The morning after the last post I wrote and didn’t publish until nearly a month later  I woke up with stomach pain and ended up going to the ER and having surgery.  My appendix seemed to no longer want to behave itself.   It has been a long and strange month.   I was on edge after my friends funeral.  It was a beautiful funeral, that was truly a celebration of her life.   So going into the hospital the next day and needing to have surgery was stressful.

I was comforted and entertained while waiting in the ER by all of the prayers and text messages from people I know.  The different circles of people we have grown to know over the years has been great.  I still don’t have any really close friends; perhaps I am too weird or busy, but I have people.  People who care and brought dinner by and sent get well cards and kept checking on me over Facebook.  It is such a contrast to 6 years ago when I was in the hospital for nearly a week.  We knew NO ONE except the people we worked with.  It was lonely.  I had a 12 week old baby and I was terrified something horrible might happen to me and I had such despair.  I had no faith life at the time.  I don’t know if I even tried to pray.  If I did it was probably something like “please, please please dont let me die”.

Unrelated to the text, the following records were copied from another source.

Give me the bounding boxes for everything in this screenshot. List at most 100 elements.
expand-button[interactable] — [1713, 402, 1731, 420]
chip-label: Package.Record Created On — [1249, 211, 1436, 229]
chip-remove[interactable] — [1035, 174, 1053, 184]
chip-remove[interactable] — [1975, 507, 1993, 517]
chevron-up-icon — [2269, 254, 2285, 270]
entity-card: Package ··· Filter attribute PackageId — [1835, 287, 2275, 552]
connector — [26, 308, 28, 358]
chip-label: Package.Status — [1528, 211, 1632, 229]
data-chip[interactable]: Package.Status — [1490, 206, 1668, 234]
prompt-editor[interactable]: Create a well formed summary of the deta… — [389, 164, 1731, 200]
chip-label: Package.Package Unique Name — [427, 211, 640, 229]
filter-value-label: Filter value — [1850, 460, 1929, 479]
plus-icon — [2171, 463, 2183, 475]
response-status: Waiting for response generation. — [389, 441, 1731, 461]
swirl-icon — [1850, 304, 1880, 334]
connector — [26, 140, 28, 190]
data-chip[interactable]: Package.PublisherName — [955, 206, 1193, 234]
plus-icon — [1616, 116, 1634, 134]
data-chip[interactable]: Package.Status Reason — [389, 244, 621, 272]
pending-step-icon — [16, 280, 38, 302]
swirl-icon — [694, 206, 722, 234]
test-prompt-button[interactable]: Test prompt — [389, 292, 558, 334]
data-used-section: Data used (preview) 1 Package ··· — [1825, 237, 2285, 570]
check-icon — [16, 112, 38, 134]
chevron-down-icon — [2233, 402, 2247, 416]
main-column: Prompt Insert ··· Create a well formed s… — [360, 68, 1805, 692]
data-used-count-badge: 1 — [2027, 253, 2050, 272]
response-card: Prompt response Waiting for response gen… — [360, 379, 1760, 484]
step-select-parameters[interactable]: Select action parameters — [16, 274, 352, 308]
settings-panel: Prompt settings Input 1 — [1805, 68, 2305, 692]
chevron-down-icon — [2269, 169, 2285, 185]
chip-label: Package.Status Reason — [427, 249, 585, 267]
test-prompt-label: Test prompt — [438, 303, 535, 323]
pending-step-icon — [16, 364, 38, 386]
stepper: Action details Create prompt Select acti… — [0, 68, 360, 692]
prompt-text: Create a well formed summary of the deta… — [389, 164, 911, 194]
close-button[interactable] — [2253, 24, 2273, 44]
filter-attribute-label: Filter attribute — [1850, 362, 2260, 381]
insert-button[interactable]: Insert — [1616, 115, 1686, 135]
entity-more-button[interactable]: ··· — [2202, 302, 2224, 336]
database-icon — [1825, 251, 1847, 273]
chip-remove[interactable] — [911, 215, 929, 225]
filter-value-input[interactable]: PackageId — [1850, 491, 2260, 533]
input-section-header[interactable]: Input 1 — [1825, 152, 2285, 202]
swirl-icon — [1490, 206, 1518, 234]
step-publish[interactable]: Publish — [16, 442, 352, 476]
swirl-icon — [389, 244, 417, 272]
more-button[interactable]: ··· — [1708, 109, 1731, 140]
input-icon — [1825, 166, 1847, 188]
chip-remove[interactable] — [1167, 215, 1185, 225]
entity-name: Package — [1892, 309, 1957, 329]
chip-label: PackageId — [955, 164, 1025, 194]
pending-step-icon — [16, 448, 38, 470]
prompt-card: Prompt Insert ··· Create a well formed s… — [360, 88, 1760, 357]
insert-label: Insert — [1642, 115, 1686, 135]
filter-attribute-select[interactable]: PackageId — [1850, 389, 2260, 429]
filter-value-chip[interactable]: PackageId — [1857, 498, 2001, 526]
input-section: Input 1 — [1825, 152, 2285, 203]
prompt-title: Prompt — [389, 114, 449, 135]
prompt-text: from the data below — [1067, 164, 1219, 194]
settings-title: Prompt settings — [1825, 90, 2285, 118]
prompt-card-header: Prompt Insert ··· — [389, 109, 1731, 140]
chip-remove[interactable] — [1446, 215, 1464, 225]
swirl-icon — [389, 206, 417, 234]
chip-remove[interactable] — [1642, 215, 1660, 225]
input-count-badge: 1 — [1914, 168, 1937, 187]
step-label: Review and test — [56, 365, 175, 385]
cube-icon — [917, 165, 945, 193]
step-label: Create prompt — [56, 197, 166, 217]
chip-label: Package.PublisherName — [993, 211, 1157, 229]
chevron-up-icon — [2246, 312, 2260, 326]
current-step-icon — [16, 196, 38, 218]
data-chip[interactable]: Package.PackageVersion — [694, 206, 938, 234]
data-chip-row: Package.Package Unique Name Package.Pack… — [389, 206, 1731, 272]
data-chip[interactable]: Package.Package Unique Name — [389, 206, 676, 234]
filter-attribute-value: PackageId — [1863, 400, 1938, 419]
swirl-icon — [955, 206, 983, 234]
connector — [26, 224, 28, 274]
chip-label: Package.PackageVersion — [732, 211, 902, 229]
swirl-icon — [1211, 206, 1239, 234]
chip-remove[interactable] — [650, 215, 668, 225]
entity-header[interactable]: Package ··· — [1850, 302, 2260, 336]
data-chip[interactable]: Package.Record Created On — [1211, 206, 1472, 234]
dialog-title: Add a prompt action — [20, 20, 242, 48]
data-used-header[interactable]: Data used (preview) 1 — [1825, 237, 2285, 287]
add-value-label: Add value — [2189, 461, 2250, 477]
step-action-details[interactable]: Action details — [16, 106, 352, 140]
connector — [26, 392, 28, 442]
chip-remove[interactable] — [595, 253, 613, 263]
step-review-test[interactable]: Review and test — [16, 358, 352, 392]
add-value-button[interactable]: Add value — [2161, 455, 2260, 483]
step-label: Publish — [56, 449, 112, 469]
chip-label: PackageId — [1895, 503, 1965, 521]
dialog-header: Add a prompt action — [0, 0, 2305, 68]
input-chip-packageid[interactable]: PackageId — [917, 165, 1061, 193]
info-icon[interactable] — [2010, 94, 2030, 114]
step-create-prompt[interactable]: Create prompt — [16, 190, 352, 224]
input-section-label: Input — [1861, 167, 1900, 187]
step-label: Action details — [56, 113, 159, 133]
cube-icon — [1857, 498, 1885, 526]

I wasn’t much more courageous this time around.  Being put to sleep and loosing control of my body is horrifying for me.  I wouldn’t even take the morphine they were offering for pain, because I don’t life feeling weird.  This is the same reason I don’t drink more than a few sips of alcohol, if I bother to drink it at all. I dislike feeling altered.  This makes me a very bad patient.  Intellectually I know that I don’t really have control, but I can’t let go.  I can’t figure out how to do it.

I was thankful our priest stopped by before the surgery.  We had a nice chat and I was able to receive the sacrament of Anointing of the Sick.  That helped ease my fears a bit before surgery.

I do remember as they wheeled me into the operating room thinking about what a rotten patient I am, how I dread and avoid suffering, as well as what the priest and I had discussed about none of it being in my control.  As I approached the doors I realized that of the two possible outcomes of surgery( you know dying or not dying) that wanting to continue the life I had been given, was in fact, willingly choosing to suffer.  Somehow that eased my mind.

I woke up from surgery a few hours later and I noticed how dry my mouth was and then I realized I was awake and I was SO happy! The joy was there, but quickly was overshadowed by the realization that I had surgery and I hurt.

Recovering has been a LONG process.  I am still maybe at 80%.  Every different ache and twinge still sends me worrying that there might be something wrong.  I am afraid to go anywhere alone.  I still can’t bend over well to pick stuff off the floor.  Today was the first day I didn’t have to hold my stomach when I walked.  I have odd outfits that consist of gym pants ( for tummy support) under long skirts.  I am currently on a 3 outfit rotation.

2 weeks ago I started my new job for my former boss.  It has been an adjustment going back to work as well as a lot harder since I am still recovering.  I do feel accomplished that I got my first project out of the way and a grant application submitted a whole 24 hours before the deadline.  It feels good to take on something different and accomplish it.